OpenTelemetry: Designing and Implementing an Observability Stack

Learn to design and implement an observability stack

Written by Jamie Gaynor
Updated today

Designing an observability stack

There isn’t a single “right” design. Different teams will make different choices based on scale, security requirements, cost constraints, and what they already run in production.

For this example, the observability design is intentionally simple. The goal is to show how Tines emits traces, how those traces move through the pipeline, and how they turn into something you can actually use in Grafana.

At a high level, the stack is built around five core components:

  • Tines: Generates OpenTelemetry traces

  • OpenTelemetry Collector: Receives traces from Tines, does light processing and sampling, then forwards them

  • Tempo: Stores full traces and lets you search and inspect them

  • Prometheus: Stores metrics derived from those traces, including RED and service-graph metrics

  • Grafana: The user interface layer that queries Tempo and Prometheus and powers the dashboards

Tines sits at the edge, emitting telemetry. Everything else exists to receive it, shape it, store it, and present it in a way that helps you answer questions about performance problems.

This diagram shows the high-level movement of data through our example system:

  • Tines exports OTEL traces

  • the OTEL Collector receives and processes them

  • Tempo stores and indexes traces for search and TraceQL

  • Prometheus stores span-derived metrics

  • Grafana queries both and ties traces and metrics together

You can find the configurations for the observability stack and Grafana Dashboard in the .zip file below:

Note on configurations provided in this article.

The configuration examples included in this article are intended to illustrate how an example OpenTelemetry stack can ingest Tines OTEL traces. They are not the only valid deployment pattern and should not be treated as production-ready configurations without thorough self-review. Different environments will use different storage backends, security controls, sampling strategies, and network topologies.
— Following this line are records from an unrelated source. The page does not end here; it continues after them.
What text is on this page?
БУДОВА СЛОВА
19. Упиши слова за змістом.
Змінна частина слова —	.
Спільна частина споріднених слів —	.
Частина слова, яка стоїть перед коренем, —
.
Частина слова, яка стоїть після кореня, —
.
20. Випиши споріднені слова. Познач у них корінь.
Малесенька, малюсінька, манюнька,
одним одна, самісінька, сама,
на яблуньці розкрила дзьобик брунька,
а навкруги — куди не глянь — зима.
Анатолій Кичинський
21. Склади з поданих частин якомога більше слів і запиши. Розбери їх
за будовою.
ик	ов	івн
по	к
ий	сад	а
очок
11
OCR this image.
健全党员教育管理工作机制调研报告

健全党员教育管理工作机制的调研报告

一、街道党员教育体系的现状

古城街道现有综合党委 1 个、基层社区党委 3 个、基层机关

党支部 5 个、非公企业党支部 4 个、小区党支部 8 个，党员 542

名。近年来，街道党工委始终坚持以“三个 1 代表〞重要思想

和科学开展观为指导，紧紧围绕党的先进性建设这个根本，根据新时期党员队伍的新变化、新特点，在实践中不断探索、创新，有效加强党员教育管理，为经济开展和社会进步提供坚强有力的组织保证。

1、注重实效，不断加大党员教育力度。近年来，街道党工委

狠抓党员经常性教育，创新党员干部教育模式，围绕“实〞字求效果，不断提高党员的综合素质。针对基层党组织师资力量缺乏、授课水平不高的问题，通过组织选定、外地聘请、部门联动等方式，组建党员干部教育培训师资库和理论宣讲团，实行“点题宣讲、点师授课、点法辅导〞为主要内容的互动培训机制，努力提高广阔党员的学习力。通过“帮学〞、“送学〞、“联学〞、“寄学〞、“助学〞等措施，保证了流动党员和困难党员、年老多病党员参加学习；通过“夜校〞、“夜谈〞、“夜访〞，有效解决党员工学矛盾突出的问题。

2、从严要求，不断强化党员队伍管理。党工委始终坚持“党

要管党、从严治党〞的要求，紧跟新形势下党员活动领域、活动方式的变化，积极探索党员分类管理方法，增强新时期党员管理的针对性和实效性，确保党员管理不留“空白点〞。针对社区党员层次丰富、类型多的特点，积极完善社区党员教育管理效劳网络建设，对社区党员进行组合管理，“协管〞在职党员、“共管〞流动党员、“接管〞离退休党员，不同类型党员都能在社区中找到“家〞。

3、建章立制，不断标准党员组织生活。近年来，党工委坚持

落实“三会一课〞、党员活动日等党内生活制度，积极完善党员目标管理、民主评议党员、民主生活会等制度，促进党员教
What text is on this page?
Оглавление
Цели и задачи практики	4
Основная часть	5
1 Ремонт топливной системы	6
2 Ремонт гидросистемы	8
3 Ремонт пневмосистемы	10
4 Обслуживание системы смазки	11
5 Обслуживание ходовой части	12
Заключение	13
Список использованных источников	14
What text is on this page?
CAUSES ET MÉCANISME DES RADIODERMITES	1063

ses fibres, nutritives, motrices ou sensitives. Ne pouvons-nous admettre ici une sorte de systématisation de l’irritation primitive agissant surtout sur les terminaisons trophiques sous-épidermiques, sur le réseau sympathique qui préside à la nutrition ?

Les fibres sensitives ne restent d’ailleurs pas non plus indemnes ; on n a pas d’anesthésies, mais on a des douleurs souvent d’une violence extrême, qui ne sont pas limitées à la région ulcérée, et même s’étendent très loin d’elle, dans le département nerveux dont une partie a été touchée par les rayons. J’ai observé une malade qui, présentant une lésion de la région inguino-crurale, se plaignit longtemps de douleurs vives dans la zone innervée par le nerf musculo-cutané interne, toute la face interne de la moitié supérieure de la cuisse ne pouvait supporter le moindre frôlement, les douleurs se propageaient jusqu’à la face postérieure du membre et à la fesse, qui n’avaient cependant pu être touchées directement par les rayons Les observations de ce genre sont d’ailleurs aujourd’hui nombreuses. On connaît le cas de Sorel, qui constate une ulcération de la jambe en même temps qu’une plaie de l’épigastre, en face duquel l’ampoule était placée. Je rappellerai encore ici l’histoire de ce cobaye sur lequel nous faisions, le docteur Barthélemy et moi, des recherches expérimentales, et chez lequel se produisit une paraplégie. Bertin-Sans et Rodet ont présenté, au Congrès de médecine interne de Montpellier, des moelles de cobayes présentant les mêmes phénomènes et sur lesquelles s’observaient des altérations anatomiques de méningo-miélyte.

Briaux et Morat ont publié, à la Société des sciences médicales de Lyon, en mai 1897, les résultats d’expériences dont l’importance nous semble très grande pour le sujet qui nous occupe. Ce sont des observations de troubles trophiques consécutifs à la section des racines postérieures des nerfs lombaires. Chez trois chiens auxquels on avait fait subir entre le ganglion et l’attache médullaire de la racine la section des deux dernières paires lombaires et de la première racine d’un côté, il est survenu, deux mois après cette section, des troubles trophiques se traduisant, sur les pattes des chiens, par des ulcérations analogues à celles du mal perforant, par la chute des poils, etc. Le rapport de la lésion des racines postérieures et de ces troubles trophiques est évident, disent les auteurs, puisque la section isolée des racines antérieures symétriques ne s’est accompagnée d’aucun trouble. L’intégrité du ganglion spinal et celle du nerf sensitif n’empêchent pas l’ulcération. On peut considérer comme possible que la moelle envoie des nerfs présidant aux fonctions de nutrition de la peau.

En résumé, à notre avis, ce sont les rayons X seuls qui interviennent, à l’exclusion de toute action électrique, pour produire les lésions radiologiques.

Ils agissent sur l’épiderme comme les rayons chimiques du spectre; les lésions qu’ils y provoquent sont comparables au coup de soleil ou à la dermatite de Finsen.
Implementing an observability stack

Tines needs to be configured to export OTEL Traces to our stack.

At a minimum you need to:

  • enable tracing and auto instrumentation

  • choose the OTLP protocol (HTTP or gRPC)

  • point Tines at your collector endpoint

  • optionally set a service name

This means setting container environment variables for tines-app and tines-sidekiq like the below example:

environment:
# Enable OTEL
- OTEL_ENABLED=true
# Configure endpoint and protocol
- OTEL_EXPORTER_OTLP_PROTOCOL=http/protobuf
- OTEL_EXPORTER_OTLP_ENDPOINT=http://otel-collector-host.example.com:4318
- OTEL_SERVICE_NAME=tines-app
# Enable auto-instrumentation for detailed traces
- OTEL_AUTO_INSTRUMENTATION=true

environment:
# Enable OTEL
- OTEL_ENABLED=true
# Configure endpoint and protocol
- OTEL_EXPORTER_OTLP_PROTOCOL=http/protobuf
- OTEL_EXPORTER_OTLP_ENDPOINT=http://otel-collector-host.example.com:4318
- OTEL_SERVICE_NAME=tines-sidekiq
# Enable auto-instrumentation for detailed traces
- OTEL_AUTO_INSTRUMENTATION=true

Docker Compose: Deploying an observability stack

To keep everything self-contained, we’re running the observability stack with Docker in a single docker-compose.yml. The following diagram shows how all of the components in the stack fit together, including what is exposed, what stays internal, and how data moves through the system.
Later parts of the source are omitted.